Yaroslav Bogdanov: "The introduction of artificial intelligence in the UN activities should be carried out on a more thoughtful scientific basis"
The United Nations (UN) has launched a pilot project of decentralized autonomous organization (DAO) to explore the possibility of implementing innovative governance models in the public sector.
The initiative of the UN Secretary General's Artificial Intelligence (AI) Advisory Body to incorporate modern IT developments, including AI, into the Organization's practices would seem to be welcome.
On the face of it, this is an indisputable step towards human progress, and the proposals outlined in the interim report are less declarative and more concrete than previous recommendations. In particular, it envisions a design of new global AI institutions and involvement of not only the public sector but also the NGOs and NPOs in the work of the UN.
However, at least two fundamental problems are not taken into account by the developers of the “artificial intelligence - international law” roadmaps.
As an international lawyer, I will start with the latter.
The weak effectiveness of international law breeds skepticism and increasingly gives reasons to assume its complete absence as such. In this regard, it is not a fact that the strengthening of the UN's legal positions with the help of AI will be successful, because failings of the modern legal system cannot be "cured" by technological algorithms. That is, it is necessary to analyze the vulnerabilities of the very international law that neural networks are trained to.
The second point is the AI itself. I have repeatedly drawn attention to the fact that artificial intelligence is a separate, rapidly becoming self-sufficient metaverse, which has already managed to change priorities in politics, ethics, and other fundamental areas in the current decade.
However, Max Tegmark ("Life 3.0") wrote about it, saying that nothing prevents AI from starting to generate goals and images of the future by itself, and the notion that "he who trains AI, controls it" has become a well-known meme.

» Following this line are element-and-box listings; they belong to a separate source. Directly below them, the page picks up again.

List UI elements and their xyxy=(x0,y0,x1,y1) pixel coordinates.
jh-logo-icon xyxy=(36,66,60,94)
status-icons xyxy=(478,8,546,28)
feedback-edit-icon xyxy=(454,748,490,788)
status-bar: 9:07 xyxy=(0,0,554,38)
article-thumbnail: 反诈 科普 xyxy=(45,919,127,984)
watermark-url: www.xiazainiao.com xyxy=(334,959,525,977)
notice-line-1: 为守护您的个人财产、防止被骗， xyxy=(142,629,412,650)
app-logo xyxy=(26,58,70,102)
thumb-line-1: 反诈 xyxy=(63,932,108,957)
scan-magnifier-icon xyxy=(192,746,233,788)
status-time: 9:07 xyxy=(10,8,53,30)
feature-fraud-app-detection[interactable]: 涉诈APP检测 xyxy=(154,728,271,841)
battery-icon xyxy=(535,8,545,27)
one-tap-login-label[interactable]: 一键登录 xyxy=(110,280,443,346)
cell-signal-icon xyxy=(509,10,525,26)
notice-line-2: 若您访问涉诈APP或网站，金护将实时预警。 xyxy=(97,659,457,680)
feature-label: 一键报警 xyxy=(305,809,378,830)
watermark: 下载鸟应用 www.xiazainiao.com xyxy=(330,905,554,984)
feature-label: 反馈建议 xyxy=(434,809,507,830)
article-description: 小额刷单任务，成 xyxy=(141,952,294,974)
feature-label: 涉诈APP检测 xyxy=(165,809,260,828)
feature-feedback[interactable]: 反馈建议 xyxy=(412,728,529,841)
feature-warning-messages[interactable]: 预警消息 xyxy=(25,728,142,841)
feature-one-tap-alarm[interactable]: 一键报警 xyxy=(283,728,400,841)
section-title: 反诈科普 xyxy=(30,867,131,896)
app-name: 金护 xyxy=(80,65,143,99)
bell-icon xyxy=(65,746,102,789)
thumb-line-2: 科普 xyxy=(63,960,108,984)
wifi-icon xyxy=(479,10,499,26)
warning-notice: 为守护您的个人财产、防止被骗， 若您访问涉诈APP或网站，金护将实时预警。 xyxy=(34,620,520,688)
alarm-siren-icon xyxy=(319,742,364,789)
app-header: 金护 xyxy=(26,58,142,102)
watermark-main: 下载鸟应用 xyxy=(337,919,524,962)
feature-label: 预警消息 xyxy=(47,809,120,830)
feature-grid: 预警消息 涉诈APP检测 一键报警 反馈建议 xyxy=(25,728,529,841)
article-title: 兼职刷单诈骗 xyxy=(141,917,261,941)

I would like to point out that several dozen states and an unknown number of private laboratories are "training" AI. In this context, even if, with our common help, we integrate all the AI of the planet into the UN institutions, this will not guarantee its controllability or even friendliness to the statutory goals of the United Nations Organization.
I propose the following: we should begin analyzing and shaping a new framework for international law using AI in cyberspace, having previously analyzed the vulnerabilities of current legal practices in reality, and actualize all legal systems known to us. That is, cyberspace can become the driver of a new, less bellicose and more humanistic architecture of the world order, making planetary regulation more effective.
By embedding in AI the reflexed fundamental provisions invented by mankind to prevent wars, disasters, preserve peace and stability, modeling and testing them, we will be able to do what the founders of the most ancient legal systems once did: philosophers, rulers, priests.
Our team has significant experience in cyberspace law enforcement, and the GDA DAO, which I lead, is in dialog with the leading scholars and legal scholars of our time, so with the support of the UN, we propose this ambitious route.